传统的化学药物在短时间内容易用尽或是被排出体外,而CART-细胞是活的药物,能够在病人的血液循环中保留数年。
That's a huge pro. The flip side is that they're expensive -- each CAR T-cell treatment is bespoke to the patient
这是个巨大的优点。而缺点是此疗法很昂贵--每次CART-细胞疗法都要为病人定制,
and it's more difficult to get them to work with common cancers like breast or lung,
因此很难将其用于一般的癌症,如乳腺癌和肺癌,
because you need a specific antigen on the cancer cells for the CAR T-cell to target -- and it's much easier to find that in blood cancers.
因为此疗法需要癌变细胞上特定的抗原来作为CART-细胞的目标,而这些抗原在血癌中则更容易获得。
It's still early days, though, and there's an exciting future for CAR T-cell therapy.
不过CART-细胞疗法还在初级阶段,它的未来应用前景十分明朗。
Researchers like Dr.
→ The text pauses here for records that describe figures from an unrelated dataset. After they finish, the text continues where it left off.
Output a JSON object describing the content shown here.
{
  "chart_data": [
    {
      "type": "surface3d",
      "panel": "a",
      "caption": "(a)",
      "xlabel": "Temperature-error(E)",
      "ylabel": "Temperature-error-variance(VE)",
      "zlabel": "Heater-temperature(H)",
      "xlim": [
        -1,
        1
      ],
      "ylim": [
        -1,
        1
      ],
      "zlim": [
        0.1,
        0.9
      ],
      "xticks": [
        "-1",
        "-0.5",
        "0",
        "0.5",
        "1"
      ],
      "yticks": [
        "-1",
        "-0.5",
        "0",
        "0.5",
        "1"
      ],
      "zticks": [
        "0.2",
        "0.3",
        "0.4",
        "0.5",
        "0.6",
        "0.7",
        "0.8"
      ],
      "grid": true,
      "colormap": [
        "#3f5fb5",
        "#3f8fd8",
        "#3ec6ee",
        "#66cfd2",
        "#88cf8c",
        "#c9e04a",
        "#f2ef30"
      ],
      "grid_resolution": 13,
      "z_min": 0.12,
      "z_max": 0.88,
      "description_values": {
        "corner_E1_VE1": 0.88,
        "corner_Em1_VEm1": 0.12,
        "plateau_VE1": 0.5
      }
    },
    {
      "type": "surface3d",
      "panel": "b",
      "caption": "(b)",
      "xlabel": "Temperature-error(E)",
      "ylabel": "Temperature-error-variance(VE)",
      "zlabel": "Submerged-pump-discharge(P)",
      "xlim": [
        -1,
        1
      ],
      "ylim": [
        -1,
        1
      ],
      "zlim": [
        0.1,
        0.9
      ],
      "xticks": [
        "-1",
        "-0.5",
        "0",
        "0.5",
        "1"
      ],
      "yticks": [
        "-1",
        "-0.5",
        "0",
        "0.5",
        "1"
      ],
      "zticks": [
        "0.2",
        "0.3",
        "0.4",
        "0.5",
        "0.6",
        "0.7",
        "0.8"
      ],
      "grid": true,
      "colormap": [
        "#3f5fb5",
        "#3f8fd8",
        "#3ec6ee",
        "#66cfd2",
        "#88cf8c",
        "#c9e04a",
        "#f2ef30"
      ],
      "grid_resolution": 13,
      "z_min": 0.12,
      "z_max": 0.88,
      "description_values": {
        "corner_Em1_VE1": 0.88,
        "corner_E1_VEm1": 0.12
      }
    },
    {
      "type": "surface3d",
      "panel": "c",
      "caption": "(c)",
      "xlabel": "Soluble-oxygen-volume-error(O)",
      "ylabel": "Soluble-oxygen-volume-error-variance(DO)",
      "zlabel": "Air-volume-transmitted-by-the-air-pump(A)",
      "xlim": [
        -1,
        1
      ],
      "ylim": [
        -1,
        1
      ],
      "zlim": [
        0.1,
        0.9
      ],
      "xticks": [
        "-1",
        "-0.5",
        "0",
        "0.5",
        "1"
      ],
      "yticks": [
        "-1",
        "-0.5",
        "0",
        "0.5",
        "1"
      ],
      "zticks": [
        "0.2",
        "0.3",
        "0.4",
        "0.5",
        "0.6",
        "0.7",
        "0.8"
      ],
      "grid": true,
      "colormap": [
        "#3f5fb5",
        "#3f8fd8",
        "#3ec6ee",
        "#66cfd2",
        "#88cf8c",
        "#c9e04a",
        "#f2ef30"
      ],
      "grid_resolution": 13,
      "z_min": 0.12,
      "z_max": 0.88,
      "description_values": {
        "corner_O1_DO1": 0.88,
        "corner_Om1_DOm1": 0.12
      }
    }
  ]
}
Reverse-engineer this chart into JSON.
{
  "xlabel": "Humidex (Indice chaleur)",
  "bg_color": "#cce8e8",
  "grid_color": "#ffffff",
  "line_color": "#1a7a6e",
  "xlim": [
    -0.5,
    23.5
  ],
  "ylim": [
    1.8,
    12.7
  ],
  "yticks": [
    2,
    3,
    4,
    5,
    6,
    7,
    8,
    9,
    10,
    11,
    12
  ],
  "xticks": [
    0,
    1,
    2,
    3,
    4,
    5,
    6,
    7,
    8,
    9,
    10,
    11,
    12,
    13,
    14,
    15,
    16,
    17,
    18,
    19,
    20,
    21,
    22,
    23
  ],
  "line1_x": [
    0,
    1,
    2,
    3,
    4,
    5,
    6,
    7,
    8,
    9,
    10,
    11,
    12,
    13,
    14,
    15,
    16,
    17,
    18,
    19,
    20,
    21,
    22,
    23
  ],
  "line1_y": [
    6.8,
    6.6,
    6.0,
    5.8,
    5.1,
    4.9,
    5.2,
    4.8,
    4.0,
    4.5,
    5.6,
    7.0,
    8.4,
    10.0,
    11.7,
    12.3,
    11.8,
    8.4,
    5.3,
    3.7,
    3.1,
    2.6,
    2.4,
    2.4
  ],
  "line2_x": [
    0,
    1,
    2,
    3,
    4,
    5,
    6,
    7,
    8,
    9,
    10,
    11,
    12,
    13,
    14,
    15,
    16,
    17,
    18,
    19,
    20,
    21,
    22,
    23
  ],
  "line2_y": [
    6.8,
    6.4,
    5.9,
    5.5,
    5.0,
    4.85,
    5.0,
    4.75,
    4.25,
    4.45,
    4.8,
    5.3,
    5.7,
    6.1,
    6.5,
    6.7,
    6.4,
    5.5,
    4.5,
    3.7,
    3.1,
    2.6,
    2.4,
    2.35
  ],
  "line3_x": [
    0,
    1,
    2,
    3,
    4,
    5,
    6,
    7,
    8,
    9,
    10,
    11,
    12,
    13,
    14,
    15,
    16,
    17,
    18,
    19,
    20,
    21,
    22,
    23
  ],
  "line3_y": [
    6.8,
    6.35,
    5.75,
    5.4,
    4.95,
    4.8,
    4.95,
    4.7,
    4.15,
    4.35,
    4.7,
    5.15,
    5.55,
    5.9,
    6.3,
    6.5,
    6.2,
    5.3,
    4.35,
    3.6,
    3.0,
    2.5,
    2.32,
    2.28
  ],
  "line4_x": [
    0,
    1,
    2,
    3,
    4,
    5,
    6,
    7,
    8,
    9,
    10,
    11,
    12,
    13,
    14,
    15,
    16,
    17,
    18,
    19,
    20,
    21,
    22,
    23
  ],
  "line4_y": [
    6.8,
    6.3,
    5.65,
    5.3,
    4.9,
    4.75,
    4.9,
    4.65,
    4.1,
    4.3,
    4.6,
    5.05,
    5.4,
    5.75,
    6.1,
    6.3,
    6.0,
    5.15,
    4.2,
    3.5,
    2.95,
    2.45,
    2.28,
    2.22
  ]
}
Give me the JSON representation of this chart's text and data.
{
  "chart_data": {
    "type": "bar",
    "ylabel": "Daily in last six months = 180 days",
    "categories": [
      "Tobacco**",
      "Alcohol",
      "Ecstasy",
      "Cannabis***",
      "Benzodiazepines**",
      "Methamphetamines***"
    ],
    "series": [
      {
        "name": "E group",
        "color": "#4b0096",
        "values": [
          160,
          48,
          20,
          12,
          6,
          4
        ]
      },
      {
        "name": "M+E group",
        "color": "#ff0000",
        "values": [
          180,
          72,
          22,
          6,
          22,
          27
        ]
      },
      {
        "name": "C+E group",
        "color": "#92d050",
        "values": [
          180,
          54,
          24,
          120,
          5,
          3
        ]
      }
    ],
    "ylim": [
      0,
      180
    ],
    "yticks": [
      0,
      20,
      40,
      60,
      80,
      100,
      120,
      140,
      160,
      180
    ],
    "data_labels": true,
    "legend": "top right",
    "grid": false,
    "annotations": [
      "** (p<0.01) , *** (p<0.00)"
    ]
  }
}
Martin Pule and his team at UCL, are working on improving the leukemia and lymphoma treatments even further,
一些科学家,如马丁·普莱博士和他在伦敦大学学院的团队,正在致力于推进白血病和淋巴瘤的治疗,
and there's recently been some promising work on solid cancers.
最近针对固态瘤的研究也有很大的进展。
Thanks to CAR T-cell therapy, the survival rate for B acute lymphoblastic leukemia has improved hugely -- nearly all patients go into remission
因为CART-细胞疗法,急性B细胞白血病的生还率显著增加,几乎所有的患者的症状都能得到缓解,
which means that leukemia cannot be detected anymore -- and most patients stay in remission.
这些病人的体内不再被检测出白血病,而且大部分病人都能保持在缓解的状态。
Biohacking is here, and it can reprogram your own genetic code to enable your mega-meat-bot to do things it's never been able to do before!
生物黑客技术已成现实,使人们可以改写基因编码,使得你的巨型肉身机器做到之前无法做到的事!